Le report de la première relation sexuelle ou l'abstinence après une période d'activité sexuelle peuvent s'avérer difficiles. Il arrive que les jeunes ne pratiquent pas l'abstinence de manière parfaite et ils risquent de ne pas utiliser le préservatif de façon correcte et systématique. Certains considèrent parfois qu'ils pratiquent l'abstinence parce qu'ils s'abstiennent de rapports vaginaux, même s'ils pratiquent d'autres formes d'intimité sexuelle. Il arrive qu'une jeune personne ait un rapport sexuel dans un moment de « faiblesse », ce qui souligne le besoin d'aider les jeunes à acquérir la capacité à s'abstenir. Il arrive aussi qu'une jeune personne soit forcée de se soumettre à des rapports sexuels. D'après une étude effectuée à KwaZulu Natal, en Afrique du Sud, province qui est sérieusement affectée par l'épidémie de VIH/SIDA, 24 % de quelque 800 jeunes filles âgées de 15 à 24 ans ont signalé qu'elles avaient été « persuadées » ou « prises au piège » lors de leur première expérience sexuelle.5

Néanmoins, le retard de l'initiation sexuelle ou l'abstinence de rapports sexuels après une période d'activité sexuelle peut être bénéfique. « Les jeunes ne sont pas toujours maîtres de leur vie sous tous ses aspects, » a déclaré le docteur Nancy Williamson, directrice de YouthNet et Vice-présidente de FHI. « Mais la plupart des jeunes sont capables de s'abstenir ou de repousser le démarrage de leur activité sexuelle, une fois qu'ils en comprennent les avantages. »

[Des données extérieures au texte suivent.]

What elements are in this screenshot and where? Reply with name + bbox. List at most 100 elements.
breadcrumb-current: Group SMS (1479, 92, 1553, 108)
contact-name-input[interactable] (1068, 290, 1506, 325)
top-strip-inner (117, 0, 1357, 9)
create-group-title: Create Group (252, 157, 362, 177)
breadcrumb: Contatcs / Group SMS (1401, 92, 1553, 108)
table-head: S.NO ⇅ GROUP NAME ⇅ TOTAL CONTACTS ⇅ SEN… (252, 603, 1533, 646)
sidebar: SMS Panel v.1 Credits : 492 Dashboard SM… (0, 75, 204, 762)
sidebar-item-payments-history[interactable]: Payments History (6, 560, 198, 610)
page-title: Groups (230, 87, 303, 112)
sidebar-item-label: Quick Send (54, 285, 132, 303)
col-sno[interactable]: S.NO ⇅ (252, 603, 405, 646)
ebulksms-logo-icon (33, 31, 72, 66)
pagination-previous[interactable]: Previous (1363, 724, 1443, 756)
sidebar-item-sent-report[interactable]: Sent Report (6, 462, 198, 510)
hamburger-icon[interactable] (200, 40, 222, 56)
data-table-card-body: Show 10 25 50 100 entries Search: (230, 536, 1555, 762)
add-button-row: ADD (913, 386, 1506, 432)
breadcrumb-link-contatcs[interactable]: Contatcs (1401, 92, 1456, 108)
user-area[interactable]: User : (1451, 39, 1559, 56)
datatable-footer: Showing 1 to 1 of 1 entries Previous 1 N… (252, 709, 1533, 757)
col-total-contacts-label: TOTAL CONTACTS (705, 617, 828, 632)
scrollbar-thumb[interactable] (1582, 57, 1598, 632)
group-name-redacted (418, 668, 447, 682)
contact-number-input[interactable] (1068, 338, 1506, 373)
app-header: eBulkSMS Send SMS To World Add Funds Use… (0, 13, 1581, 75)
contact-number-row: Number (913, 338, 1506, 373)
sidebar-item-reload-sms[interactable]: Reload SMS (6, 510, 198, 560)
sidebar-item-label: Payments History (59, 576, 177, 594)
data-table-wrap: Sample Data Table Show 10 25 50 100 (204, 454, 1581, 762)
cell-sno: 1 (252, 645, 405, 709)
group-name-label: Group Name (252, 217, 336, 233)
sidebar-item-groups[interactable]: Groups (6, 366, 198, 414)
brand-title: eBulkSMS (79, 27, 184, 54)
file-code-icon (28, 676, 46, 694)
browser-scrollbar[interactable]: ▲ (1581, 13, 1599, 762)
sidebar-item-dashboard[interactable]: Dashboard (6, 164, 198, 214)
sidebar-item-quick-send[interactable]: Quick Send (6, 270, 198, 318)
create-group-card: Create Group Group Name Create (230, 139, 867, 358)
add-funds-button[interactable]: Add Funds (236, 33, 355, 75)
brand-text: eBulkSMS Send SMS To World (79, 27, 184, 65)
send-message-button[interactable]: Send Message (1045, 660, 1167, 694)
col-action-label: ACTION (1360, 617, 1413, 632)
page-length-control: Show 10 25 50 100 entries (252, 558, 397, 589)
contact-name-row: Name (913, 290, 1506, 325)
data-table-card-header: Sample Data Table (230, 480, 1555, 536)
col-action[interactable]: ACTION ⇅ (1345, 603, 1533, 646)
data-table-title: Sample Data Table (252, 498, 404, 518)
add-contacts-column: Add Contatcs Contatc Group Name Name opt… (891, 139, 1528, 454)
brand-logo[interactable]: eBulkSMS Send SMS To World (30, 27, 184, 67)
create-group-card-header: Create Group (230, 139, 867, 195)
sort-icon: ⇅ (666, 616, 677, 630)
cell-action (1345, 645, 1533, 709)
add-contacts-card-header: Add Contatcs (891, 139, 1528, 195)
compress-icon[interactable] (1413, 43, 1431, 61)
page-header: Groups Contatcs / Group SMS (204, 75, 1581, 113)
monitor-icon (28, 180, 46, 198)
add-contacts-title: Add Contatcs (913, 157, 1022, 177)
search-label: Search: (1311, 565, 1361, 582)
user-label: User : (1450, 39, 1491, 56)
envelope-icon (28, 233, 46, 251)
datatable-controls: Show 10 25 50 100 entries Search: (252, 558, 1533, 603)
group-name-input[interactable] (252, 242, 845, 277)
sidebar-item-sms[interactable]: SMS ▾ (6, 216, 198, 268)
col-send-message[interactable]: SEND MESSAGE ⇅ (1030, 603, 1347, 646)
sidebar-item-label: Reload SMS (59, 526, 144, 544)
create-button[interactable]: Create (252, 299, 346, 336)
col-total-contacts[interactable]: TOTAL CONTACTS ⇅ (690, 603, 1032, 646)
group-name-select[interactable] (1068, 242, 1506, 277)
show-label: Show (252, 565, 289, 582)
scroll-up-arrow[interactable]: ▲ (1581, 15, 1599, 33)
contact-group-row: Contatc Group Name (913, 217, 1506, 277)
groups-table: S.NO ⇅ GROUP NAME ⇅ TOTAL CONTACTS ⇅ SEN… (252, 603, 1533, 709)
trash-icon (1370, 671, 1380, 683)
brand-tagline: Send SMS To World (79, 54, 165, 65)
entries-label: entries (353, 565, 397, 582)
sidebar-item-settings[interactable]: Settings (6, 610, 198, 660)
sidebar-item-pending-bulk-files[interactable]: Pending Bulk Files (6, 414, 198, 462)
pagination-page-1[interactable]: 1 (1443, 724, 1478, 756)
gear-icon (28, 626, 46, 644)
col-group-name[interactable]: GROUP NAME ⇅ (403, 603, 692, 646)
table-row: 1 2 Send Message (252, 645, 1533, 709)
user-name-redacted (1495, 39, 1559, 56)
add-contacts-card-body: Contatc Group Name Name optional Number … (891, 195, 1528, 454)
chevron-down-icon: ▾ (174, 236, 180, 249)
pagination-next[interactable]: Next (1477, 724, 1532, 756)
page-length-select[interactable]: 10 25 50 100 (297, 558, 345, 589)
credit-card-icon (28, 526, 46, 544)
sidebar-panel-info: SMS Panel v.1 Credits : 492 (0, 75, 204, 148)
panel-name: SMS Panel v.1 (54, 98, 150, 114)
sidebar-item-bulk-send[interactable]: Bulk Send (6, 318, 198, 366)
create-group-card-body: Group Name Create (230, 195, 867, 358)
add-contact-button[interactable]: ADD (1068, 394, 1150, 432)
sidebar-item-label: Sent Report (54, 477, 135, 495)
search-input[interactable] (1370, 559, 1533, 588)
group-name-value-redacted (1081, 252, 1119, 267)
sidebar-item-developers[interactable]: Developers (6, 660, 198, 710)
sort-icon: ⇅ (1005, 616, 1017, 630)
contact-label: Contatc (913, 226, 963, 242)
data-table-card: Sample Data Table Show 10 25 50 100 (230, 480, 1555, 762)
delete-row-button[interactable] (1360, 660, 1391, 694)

— Claudia Daileader Ruland,
Dissémination des informations YouthNet

Références

  1. Bessinger R, Akwara P, Halperin D. Sexual Behavior, HIV, and Fertility Trends. A Comparative Analysis of Six Countries. Phase I of the ABC Study. Washington, DC: U.S. Agency for International Development, Measure Evaluation, 2003.
  2. United Nations Children's Fund (UNICEF). Young People and HIV/AIDS: Opportunity in Crisis. New York, NY: UNICEF, 2002.
  3. World Health Organization. The context of young people's sexual relations. Progr Reprod Health Res 2000;53:2-3.
  4. World Health Organization. Broadening the Horizon: Balancing Protection and Risk for Adolescents (PDF, 1,2 Mo). Geneva, Switzerland: World Health Organization, 2002.
  5. Manzini N. Sexual initiation and childbearing among adolescent girls in KwaZulu Natal, South Africa. Reprod Health Matters 2001;9(17):44-52.